Another way out for Japanese electronics firms is to look for meaningful innovation. For instance, who would have thought that Apple, which almost went on the brink of collapse in the 1990’s, would rise to become the most important electronics-technology company today? Apple came back to the limelight when it revolutionized portable music players in early 2000’s by releasing the iPod, which evolved into the iPhone and the iPad. This innovative streak brought Apple back as a major player in the electronics-technology industry.
Sony itself has a rich history of innovation, creating the likes of Walkman and PlayStation. Innovations like these create new markets, which drive the growth of a company.

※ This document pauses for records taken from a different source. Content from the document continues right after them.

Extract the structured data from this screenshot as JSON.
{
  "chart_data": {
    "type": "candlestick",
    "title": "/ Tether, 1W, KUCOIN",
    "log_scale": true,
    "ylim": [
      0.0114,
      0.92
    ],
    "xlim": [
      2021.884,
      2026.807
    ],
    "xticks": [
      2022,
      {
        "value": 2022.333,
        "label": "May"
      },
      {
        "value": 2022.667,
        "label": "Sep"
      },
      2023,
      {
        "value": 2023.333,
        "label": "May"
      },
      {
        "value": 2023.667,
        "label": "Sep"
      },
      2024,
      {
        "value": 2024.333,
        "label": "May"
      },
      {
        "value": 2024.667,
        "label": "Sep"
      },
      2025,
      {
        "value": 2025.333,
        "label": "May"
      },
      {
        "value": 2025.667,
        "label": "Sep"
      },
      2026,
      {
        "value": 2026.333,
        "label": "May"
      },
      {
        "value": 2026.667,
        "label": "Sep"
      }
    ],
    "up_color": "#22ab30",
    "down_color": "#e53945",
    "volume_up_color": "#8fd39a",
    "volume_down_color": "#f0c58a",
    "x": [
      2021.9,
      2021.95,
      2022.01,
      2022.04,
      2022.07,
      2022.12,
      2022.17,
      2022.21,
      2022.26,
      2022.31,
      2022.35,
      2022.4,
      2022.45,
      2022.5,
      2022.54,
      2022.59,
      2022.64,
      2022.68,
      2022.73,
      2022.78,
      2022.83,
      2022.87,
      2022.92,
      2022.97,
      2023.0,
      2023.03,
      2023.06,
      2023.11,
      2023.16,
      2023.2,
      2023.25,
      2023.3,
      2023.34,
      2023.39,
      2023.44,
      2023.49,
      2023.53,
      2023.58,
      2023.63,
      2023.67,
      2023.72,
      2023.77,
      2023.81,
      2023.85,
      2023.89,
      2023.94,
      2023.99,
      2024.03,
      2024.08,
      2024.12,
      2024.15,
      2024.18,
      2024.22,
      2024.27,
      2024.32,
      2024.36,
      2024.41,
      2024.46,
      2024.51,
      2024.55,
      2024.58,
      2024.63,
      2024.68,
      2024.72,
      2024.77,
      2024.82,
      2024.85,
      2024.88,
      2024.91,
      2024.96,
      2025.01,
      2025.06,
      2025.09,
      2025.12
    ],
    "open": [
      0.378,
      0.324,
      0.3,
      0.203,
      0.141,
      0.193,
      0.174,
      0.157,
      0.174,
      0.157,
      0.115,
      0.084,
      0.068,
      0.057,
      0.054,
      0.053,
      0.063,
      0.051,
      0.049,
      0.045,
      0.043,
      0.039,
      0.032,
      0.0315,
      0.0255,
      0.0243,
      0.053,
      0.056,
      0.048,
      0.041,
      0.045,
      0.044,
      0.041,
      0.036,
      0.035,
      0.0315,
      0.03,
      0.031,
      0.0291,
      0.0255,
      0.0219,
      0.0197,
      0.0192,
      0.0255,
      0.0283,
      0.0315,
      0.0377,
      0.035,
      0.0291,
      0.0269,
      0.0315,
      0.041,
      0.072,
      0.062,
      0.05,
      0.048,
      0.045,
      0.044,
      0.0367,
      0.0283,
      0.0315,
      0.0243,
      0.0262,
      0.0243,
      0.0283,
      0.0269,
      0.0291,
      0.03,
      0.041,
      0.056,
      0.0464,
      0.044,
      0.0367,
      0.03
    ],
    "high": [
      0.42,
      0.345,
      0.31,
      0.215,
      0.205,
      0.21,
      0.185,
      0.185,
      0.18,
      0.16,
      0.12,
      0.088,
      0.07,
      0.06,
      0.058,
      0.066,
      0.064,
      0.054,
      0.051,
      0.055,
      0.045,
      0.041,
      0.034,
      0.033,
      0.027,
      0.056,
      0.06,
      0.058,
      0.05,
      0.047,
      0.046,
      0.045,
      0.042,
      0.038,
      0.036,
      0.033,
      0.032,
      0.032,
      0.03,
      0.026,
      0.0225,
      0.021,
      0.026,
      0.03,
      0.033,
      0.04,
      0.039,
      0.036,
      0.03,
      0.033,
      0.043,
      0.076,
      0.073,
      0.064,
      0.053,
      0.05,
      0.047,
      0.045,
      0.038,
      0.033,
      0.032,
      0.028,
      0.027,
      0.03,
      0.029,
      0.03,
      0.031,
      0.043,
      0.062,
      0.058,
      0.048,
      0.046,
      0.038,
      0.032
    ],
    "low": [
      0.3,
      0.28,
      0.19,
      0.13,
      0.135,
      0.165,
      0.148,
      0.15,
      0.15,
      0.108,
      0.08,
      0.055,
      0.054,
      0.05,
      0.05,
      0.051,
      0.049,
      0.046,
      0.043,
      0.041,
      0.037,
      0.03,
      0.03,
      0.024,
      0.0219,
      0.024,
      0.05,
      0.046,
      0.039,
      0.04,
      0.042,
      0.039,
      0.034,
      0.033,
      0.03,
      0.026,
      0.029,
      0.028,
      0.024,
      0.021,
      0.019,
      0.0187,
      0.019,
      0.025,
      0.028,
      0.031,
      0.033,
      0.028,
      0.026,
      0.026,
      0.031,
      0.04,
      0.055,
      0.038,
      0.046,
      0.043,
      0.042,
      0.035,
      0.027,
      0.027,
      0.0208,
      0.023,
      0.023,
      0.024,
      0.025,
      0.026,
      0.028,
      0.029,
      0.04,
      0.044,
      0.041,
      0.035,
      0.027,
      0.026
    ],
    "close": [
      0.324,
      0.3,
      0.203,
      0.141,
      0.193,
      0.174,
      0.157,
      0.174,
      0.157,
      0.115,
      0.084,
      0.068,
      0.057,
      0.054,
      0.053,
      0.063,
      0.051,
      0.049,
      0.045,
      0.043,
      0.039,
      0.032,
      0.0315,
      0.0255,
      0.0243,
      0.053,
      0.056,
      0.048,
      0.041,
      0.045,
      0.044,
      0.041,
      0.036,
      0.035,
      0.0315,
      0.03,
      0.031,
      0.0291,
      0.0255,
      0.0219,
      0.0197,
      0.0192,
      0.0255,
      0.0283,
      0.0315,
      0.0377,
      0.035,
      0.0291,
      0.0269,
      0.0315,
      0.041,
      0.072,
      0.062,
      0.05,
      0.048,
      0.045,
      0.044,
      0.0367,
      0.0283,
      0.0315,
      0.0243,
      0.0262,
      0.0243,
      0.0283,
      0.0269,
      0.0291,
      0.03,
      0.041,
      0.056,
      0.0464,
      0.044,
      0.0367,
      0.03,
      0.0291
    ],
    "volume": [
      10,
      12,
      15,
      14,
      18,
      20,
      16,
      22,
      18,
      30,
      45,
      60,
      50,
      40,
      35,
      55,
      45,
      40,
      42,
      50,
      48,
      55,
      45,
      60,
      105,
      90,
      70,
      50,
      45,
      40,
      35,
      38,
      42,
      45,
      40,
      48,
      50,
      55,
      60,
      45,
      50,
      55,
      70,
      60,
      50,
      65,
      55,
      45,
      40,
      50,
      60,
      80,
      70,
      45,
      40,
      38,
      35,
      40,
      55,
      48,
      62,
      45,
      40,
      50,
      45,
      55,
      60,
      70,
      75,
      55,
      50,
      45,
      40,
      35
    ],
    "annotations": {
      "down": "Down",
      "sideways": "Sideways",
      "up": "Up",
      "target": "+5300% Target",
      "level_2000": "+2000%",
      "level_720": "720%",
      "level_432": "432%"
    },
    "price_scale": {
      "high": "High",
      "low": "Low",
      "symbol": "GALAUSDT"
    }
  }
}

Unfortunately, Sony’s creative side seems to be in a state of malaise; we haven’t seen any ground-breaking innovation from the company in the past few years.
Finally, perhaps Japan’s titans should give the home appliances and consumer electronics market up and find another niche. Samsung and Changhong can produce LCD TVs efficiently, but they are trailing their Japanese counterparts in terms of developing sophisticated high technologies. Japan, for instance, is a pioneer in the development and production of the Lithium-Ion battery, which is at the center of the quest to come up with durable batteries for electric cars. Perhaps focusing on these kinds of high technology production, on which Japan has an overwhelming comparative advantage, is the best way to revive Japan’s electronics industry.